Sin embargo, a pesar de todos sus sufrimientos, no se dejó desviar de su objetivo. Por eso bebió enteramente la copa que el Padre le había dado a beber. Finalizada la obra de la redención, se cumplió la palabra profética: “Verá el fruto de la aflicción [o trabajo (V.M.)] de su alma, y quedará satisfecho” (Isaías 53:11). El trabajo implicado en la dedicación a su Dios y Padre está terminado para siempre. No fue en vano. El Hijo perfectamente obediente puede ver el fruto que satisface su alma, ahora y en la eternidad. En el versículo anterior (v. 10), no solo “verá linaje” después del sacrificio cumplido, sino también “la voluntad de Jehová será en su mano prosperada”. Como el grano de trigo que cae en tierra, “lleva mucho fruto” por su resurrección (Juan 12:24). Este fruto será la comida con la que estará eternamente satisfecho. Conocía la comida que consistía en cumplir el beneplácito de Dios. Pero vació el amargo cáliz de los sufrimientos expiatorios y conoció la amargura de la muerte. Nunca debemos olvidarlo cuando contemplamos sus sufrimientos.
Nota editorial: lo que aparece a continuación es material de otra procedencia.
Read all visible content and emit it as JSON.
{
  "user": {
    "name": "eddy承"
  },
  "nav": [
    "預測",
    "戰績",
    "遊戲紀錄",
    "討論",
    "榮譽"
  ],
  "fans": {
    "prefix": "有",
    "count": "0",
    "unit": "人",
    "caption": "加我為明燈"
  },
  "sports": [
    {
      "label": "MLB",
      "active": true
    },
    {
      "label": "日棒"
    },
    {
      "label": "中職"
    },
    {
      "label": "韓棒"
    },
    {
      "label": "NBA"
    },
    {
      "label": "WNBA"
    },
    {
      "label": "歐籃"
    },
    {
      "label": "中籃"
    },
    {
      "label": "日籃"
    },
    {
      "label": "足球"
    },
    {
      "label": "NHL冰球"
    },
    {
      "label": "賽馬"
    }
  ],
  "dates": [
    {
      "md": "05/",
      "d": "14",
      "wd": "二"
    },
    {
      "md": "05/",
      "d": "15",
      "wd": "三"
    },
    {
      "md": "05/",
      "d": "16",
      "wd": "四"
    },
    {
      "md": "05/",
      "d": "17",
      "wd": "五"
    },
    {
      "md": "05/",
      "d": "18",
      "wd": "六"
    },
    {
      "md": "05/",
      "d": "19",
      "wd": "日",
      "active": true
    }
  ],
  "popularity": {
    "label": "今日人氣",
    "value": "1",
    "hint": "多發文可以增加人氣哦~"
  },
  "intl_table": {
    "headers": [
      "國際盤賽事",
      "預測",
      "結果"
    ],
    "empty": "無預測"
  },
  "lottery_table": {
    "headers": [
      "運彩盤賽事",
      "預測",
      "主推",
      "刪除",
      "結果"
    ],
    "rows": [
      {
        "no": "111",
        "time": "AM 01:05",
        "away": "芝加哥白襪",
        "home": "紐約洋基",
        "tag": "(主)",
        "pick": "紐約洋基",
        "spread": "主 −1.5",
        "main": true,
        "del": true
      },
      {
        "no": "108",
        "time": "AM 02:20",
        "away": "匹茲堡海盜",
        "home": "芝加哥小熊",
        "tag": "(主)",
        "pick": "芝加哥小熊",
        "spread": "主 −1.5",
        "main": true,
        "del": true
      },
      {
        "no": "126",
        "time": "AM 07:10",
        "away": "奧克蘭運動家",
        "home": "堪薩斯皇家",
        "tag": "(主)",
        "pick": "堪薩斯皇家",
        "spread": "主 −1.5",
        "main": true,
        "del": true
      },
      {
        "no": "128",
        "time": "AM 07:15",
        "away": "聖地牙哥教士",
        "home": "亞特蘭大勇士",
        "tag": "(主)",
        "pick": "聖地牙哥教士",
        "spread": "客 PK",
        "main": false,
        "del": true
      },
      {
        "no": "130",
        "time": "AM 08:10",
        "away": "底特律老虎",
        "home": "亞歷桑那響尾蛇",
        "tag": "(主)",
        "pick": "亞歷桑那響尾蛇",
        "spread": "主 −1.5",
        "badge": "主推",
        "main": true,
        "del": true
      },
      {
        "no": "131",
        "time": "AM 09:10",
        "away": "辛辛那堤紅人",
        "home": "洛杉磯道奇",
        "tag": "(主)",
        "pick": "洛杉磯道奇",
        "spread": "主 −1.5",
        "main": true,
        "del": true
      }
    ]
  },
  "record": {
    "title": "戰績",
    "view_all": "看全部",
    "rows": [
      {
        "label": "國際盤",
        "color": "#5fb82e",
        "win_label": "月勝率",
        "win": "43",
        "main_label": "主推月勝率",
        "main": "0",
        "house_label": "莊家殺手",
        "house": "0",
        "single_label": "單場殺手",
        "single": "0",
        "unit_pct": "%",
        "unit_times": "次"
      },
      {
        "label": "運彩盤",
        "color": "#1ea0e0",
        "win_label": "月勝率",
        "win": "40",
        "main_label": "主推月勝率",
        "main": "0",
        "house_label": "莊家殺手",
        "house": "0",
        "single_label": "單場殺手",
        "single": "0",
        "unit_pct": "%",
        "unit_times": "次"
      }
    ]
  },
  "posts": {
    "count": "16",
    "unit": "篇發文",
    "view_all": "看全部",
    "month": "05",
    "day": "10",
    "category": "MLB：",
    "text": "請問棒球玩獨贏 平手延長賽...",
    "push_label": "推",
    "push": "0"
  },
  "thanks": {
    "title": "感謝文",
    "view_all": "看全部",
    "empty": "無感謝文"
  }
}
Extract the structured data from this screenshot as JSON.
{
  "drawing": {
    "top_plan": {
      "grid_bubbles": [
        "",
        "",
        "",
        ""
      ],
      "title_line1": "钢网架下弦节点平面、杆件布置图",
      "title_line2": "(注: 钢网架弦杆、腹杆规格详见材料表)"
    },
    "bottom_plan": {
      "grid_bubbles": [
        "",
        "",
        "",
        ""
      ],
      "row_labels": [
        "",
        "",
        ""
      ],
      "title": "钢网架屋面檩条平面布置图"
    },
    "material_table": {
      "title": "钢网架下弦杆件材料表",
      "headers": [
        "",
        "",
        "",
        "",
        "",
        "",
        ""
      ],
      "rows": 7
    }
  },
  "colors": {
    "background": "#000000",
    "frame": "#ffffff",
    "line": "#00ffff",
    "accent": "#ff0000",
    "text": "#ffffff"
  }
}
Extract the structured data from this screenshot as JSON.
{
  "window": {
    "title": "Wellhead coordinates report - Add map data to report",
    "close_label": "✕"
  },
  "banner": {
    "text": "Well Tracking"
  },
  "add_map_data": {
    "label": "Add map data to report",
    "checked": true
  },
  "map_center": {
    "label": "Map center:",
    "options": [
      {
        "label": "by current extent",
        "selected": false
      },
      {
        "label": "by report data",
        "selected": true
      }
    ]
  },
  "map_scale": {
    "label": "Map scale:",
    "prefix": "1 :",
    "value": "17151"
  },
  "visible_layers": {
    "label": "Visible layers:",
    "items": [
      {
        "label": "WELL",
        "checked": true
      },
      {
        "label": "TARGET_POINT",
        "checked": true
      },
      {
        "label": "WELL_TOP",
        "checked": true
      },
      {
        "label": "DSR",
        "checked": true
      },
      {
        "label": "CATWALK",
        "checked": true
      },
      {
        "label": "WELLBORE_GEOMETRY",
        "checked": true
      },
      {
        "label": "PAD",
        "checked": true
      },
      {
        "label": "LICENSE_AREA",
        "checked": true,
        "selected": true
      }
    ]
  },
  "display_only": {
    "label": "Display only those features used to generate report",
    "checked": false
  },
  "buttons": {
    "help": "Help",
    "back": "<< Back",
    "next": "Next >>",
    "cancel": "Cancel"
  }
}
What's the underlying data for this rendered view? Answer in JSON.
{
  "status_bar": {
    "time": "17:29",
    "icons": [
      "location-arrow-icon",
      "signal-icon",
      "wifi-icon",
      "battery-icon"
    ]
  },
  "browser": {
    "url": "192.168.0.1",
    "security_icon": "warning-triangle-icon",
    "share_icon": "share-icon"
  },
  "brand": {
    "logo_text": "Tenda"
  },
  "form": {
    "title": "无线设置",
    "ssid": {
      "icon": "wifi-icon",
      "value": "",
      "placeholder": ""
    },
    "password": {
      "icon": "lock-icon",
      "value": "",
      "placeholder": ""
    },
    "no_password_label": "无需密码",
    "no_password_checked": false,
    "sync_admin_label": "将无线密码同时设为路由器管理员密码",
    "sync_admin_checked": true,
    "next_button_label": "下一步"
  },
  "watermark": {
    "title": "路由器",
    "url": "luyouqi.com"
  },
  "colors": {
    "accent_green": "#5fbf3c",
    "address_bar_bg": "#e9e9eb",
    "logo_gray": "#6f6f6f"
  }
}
Ya disfruta ahora —y disfrutará después del regreso del futuro remanente judío— del fruto del trabajo de su alma, que representan para Él todos sus redimidos.

Reconozcamos que, en nuestra vida diaria, la obediencia a veces nos resulta difícil, ya sea para los niños frente a sus padres o para todos nosotros en nuestra relación con Dios. Y cuando obedecemos, puede ser de mala gana. Hacemos algo por obediencia, sin estar realmente de acuerdo con ello. Dios quiere que tengamos otra actitud. Filipenses 2 nos presenta a Cristo como modelo: “Haya, pues, en vosotros este sentir que hubo también en Cristo Jesús, el cual, siendo en forma de Dios, no estimó el ser igual a Dios como cosa a que aferrarse, sino que se despojó a sí mismo, tomando forma de siervo, hecho semejante a los hombres; y estando en la condición de hombre, se humilló a sí mismo, haciéndose obediente hasta la muerte, y muerte de cruz” (v. 5-8).

¡Que su “sentir” esté en nosotros! Una obediencia basada en una dedicación total y un amor verdadero.